2013/11/19

Developer Shame

Figures. I add a countdown clock, and then proceed to totally miss every single deadline.

I must admit the lack of updates has been more of a shame-based vicious circle than anything else.

Essentially, I felt ashamed for not having a project update ready, and decided to keep pushing forward, but felt ashamed for not having posted blog updates, and thus would not update the blog until I had a software update...

In any case, beyond real-life issues that no one reading this really cares about, the major problem has been technical issues with the Java libraries. As follows...




The first issue, and many Java developers will have flashbacks now, was with the Keyboard input listener under Linux.

For those no in-the-know, upon pressing a key, the OS (Operating System) will trigger a "Key Down" event, which indicates the specific key being pushed so programs can register and handle it as they like. Once the key is released, a "Key Up" event is triggered.

These events are vital for things such as having your character move around for as long as a key is held down, and stop moving as soon as it is released.

Under Linux, there's a catch: Upon a key being pressed, the OS will immediately send a "Key Up" event, and then continue sending "Key Down" and "Key Up" events for the key being held. From what I've gathered, this is to enable key repeating under the terminal environment, and can be configured at the System level. Unfortunately, a major point of Java development is platform independence, so I can't just ask users to configure their system for my game (not as long as there are alternatives).

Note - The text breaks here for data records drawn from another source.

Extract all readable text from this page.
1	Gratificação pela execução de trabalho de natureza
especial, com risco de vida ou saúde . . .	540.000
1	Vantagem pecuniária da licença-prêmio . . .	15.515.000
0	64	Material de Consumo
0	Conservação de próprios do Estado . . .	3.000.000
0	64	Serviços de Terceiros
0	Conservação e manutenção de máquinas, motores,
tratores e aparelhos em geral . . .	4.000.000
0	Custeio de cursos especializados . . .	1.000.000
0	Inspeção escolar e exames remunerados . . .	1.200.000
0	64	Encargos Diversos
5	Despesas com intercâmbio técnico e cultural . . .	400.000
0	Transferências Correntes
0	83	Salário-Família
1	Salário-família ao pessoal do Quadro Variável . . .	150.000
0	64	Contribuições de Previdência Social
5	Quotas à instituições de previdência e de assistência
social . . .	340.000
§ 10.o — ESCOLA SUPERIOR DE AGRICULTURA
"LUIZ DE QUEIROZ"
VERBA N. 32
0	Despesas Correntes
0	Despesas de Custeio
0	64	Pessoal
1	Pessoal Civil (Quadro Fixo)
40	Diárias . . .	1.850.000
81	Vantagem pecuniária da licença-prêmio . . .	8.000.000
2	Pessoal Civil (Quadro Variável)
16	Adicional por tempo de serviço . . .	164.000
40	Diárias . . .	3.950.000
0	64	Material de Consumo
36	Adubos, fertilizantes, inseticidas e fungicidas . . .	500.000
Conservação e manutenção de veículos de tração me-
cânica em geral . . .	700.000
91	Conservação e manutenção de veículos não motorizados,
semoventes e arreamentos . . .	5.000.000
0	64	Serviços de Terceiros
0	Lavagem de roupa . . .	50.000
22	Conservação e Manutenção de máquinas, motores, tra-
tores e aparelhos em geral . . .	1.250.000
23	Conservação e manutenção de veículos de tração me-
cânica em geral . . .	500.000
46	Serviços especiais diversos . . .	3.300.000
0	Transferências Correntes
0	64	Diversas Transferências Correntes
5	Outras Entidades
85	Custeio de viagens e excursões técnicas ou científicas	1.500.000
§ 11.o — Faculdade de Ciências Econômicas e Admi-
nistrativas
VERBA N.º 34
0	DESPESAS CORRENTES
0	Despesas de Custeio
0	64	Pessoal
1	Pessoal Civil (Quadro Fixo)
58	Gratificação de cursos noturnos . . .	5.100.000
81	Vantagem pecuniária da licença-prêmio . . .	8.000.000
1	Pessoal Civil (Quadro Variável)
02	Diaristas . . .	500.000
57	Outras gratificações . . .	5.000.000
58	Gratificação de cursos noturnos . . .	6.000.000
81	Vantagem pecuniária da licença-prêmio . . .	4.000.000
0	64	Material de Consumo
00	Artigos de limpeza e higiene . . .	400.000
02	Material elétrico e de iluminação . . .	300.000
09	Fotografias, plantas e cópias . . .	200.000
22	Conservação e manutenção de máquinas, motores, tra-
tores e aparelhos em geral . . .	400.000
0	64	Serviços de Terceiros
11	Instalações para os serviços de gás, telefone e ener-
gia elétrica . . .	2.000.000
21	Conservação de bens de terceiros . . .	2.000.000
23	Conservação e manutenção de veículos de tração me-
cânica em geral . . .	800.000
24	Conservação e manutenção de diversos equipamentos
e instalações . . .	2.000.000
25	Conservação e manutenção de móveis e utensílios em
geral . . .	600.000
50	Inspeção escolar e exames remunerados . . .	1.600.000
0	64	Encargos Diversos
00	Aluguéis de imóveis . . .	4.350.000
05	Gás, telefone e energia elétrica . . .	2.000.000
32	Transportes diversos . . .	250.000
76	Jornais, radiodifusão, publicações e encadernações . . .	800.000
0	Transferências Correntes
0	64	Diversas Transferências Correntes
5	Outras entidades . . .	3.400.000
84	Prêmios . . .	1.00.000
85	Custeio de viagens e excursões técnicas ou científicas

The solution, in the end, was to take control of the input event queue, peek at the next event in queue, and if said event was a "Key Up" event with the exact same timestamp as the previous "Key Down" event (That is, was sent at exactly the same time), it would be ignored. It works, sort of.


The second issue has to do with the way I implement windows, and is somewhat compounded by the solution to the previous issue.

The thing is that, when switching to fullscreen, the window would lose the input event queue, and thus stop responding to user input, although not always.

Fixing this meant reworking how the input listeners are connected to the window contexts, which was somewhat complex. I won't get into details, let's just say I had made many design mistakes that I'm paying for now. But that's how software design works, anyway.


Then came the third issue... Which I will call the "Irony Issue" from now on.

What happened is that I went ahead with the implementation of gamepad support, using the Jinput library, and found out that the way the library implements input controls isn't compatible with my current implementation.

Yes, this means that after all that work to fix those issues, I still need to rewrite the whole thing.

Currently I'm trying to use Jinput for mouse and keyboard input too, which might, hopefully, solve the first issue. It might also help with another pesky issue, namely that I can't read more than two keypresses at once, which could derail the whole project if not solved. We'll see.


Oh, right, there's a final issue... But I'll talk about that on another post...

Update: No, I won't. I had half-decided to ditch the DooM theme and go for my own content... But the very reason I chose to make a DooM fangame in the very first place reared its ugly head: I began getting lost in the design of said content, and losing focus on developing the engine. So back on track for now.